QITCAT: A Quantum Interferometry Toolkit for Cold Atom Technologies

Cold-atom interferometers enable state-of-the-art measurements of inertial and gravitational effects, but interpreting real signals requires accounting for coupled nonidealities such as finite-temperature velocity ensembles, doppler shifts, pulse imperfections and detuning, laser noise, vibrations, and optical wavefront effects. We have developed QITCAT, an open-source Python library for simulating and analyzing light-pulse atom interferometers, with modular components that can be combined to match specific experimental configurations. QITCAT provides modular building blocks for two-level internal dynamics and light-pulse operations, semi-classical external evolution under gravity with phase accumulation, and plug-in models for realistic experimental effects including thermal velocity distributions, detuning scans and lineshape generation, gaussian-beam geometry , and technical noise sources . Large ensemble monte-carlo studies and dense parameter sweeps are supported through CPU parallelism and optional GPU acceleration.

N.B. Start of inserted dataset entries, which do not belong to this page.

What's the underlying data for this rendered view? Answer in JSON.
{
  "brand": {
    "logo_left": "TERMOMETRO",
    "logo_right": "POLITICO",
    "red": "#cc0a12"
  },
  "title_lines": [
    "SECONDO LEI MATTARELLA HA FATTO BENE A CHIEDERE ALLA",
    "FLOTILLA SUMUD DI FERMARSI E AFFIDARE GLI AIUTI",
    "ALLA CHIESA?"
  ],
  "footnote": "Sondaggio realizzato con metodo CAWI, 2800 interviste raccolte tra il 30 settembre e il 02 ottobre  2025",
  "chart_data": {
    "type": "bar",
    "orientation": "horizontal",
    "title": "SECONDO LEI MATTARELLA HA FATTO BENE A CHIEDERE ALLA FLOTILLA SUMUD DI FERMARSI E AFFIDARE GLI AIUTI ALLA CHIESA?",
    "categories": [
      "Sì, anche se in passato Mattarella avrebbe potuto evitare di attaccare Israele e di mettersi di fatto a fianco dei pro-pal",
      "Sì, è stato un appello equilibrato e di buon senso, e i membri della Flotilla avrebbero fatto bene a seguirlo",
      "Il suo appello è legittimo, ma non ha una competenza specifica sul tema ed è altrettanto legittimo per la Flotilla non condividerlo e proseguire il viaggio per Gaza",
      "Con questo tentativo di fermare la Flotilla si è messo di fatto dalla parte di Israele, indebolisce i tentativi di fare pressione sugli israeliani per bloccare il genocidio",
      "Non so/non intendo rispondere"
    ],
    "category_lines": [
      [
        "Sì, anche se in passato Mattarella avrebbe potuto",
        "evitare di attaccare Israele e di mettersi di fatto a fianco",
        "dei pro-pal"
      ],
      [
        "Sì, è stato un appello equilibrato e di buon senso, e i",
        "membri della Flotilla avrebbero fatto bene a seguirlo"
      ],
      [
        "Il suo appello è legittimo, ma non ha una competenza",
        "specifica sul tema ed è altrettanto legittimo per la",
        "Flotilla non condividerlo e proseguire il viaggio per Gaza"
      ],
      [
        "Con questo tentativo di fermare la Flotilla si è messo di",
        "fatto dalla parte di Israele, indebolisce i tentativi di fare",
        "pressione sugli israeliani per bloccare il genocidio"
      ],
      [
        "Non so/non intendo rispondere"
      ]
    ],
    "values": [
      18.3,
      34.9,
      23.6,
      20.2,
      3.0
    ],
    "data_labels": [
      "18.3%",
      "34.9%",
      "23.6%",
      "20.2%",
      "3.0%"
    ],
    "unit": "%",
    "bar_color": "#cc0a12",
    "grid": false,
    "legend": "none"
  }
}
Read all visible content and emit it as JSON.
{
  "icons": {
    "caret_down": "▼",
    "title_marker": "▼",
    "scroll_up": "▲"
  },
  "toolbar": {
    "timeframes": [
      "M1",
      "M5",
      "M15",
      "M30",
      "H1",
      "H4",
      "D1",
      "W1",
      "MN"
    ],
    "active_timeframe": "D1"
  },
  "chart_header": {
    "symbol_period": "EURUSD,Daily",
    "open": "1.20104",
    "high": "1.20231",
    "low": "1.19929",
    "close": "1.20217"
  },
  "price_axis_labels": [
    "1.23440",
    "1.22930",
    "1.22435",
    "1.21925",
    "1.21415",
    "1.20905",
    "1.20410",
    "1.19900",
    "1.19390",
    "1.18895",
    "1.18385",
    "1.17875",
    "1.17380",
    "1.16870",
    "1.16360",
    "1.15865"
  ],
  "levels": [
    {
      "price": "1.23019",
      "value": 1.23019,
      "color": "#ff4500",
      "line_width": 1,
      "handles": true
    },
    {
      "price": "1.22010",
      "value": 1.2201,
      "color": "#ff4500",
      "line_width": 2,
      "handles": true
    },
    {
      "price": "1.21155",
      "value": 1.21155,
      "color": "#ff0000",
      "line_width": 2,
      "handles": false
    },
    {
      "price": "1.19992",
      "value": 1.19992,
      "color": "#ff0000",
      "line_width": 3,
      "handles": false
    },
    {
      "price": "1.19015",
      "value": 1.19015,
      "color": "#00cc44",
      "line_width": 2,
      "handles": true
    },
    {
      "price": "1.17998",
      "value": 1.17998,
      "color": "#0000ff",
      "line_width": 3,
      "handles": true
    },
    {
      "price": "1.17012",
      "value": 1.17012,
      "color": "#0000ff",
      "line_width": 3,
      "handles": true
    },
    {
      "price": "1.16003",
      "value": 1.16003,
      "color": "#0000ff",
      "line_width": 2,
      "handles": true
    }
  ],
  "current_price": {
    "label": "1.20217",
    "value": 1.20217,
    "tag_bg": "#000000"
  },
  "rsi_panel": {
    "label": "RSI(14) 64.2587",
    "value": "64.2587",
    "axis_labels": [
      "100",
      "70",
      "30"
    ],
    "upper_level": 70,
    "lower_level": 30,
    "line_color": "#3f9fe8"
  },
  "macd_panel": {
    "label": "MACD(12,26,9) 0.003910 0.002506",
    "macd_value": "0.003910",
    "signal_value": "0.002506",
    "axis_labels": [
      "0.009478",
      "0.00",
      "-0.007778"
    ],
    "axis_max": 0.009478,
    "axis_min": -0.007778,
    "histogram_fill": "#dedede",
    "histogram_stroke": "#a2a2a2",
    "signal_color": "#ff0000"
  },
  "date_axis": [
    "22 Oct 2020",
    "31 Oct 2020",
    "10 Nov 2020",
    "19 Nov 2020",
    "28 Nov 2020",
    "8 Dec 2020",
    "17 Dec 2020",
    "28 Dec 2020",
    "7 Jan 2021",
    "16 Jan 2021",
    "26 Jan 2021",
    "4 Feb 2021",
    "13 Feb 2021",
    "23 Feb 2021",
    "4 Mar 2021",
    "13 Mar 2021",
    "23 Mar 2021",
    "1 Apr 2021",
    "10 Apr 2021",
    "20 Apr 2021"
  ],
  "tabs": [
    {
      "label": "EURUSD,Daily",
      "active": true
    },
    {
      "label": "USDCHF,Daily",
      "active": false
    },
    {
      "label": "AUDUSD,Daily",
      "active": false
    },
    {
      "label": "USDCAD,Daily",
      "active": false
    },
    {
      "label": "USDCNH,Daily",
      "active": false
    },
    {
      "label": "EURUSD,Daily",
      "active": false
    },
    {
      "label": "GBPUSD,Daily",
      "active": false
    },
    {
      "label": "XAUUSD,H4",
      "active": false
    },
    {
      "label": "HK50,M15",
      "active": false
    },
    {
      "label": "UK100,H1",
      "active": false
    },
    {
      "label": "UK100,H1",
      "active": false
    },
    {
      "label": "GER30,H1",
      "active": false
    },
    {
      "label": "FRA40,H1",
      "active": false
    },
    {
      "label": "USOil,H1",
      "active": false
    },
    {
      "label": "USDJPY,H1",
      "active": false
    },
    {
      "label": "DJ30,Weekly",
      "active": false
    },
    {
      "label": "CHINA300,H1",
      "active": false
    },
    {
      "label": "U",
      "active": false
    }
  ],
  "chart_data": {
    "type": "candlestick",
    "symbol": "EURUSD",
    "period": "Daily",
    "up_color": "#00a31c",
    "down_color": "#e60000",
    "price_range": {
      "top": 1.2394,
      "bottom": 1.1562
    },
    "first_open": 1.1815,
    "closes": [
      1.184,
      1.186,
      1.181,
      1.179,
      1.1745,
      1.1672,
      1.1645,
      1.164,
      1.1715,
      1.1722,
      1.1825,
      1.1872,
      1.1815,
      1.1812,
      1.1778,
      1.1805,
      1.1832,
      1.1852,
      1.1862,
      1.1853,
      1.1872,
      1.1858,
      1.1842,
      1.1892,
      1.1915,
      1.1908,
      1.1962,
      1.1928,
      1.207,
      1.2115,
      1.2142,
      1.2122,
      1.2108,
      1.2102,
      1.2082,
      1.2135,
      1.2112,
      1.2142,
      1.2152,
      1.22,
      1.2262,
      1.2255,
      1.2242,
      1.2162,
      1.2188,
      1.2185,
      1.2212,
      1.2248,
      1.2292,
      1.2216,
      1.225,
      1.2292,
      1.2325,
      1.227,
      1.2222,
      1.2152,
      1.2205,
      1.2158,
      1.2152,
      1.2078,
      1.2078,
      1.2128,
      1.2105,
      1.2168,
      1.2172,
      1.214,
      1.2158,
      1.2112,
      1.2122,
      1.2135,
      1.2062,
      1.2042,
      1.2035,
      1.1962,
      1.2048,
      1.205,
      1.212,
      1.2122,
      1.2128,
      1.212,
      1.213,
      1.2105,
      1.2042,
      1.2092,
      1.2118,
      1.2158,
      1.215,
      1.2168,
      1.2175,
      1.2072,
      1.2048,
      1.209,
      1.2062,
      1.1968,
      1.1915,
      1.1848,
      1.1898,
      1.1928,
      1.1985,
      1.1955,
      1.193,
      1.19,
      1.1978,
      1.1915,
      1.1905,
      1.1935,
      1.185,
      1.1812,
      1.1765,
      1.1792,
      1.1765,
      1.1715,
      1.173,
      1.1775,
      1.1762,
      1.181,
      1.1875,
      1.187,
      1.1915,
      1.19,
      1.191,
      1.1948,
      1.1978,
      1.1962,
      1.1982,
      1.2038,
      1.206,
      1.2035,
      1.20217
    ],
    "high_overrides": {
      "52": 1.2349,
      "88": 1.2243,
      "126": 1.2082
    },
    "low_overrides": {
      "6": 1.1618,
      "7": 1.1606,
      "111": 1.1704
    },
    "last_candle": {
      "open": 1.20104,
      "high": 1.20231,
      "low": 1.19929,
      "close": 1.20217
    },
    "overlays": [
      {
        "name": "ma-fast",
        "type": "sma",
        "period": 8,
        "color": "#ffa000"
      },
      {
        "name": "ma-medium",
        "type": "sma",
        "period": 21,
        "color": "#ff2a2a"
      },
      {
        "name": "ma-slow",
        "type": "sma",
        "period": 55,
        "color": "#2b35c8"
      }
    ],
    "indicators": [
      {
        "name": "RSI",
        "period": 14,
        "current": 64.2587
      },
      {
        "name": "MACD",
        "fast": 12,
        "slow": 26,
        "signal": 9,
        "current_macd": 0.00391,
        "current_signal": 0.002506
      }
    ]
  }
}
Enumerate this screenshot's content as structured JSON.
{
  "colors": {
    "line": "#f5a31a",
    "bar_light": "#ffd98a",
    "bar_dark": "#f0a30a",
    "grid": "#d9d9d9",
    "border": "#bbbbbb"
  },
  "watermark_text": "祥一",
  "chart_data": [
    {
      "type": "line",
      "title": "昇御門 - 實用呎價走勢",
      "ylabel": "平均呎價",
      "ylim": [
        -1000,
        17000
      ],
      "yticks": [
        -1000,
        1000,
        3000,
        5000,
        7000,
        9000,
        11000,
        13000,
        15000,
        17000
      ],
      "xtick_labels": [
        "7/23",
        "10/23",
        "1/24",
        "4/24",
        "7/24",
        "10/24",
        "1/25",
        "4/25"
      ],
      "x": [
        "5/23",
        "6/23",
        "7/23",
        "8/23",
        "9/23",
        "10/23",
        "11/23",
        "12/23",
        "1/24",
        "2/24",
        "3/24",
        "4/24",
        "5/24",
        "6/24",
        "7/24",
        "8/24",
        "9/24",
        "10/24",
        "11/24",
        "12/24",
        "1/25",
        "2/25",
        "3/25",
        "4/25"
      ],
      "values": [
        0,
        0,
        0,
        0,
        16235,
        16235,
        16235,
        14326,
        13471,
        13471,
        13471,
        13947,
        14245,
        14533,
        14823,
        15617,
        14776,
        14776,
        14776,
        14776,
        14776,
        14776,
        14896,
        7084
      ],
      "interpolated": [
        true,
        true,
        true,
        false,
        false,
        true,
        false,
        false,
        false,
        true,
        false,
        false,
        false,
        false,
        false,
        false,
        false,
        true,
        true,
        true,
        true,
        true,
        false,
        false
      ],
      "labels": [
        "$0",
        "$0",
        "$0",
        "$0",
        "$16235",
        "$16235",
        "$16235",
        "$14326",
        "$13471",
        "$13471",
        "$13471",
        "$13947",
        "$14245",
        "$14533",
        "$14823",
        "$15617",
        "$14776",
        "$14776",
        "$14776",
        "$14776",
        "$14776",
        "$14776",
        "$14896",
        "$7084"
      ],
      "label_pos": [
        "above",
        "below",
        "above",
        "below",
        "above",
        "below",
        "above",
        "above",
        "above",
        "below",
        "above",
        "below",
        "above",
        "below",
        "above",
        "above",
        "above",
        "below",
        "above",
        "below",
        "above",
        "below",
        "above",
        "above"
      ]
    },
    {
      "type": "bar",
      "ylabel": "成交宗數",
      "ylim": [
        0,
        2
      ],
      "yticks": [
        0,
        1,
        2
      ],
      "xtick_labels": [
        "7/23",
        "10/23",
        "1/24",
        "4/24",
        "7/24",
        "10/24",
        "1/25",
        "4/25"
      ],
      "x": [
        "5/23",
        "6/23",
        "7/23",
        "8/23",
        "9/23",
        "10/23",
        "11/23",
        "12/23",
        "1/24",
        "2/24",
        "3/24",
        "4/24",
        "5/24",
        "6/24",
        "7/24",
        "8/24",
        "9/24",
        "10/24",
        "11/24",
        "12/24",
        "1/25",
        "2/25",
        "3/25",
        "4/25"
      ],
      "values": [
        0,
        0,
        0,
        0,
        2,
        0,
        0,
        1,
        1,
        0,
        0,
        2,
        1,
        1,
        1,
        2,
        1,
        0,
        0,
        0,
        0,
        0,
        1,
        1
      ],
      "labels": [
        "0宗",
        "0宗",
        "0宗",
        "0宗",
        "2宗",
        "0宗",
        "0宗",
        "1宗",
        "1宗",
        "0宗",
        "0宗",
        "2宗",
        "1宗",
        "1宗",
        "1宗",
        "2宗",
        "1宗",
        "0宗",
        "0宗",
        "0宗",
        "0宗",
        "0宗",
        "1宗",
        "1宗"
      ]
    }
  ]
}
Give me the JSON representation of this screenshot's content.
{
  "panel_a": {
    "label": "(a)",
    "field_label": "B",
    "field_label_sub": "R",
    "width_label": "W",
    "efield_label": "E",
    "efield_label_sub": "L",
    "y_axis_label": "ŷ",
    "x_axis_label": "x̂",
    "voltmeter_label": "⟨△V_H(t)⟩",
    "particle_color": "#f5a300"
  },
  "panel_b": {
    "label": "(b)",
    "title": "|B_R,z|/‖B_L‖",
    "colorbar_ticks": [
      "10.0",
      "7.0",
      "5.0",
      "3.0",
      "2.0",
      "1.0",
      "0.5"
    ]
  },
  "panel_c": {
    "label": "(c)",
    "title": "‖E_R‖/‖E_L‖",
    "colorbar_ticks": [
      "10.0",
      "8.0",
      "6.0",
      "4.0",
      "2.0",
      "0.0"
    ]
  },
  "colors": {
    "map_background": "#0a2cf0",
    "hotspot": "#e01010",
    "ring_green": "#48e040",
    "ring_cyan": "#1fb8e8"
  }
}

We will present validation against analytic baselines and published experimental data, and demonstrate end-to-end workflows including spectroscopy, Mach-Zehnder gravimetry with parameter extraction, and contrast analysis under noise and 3D beam divergence. QITCAT aims to streamline reproducible simulation workflows across cold-atom interferometry platforms and to accelerate iteration between experimental design and data interpretation.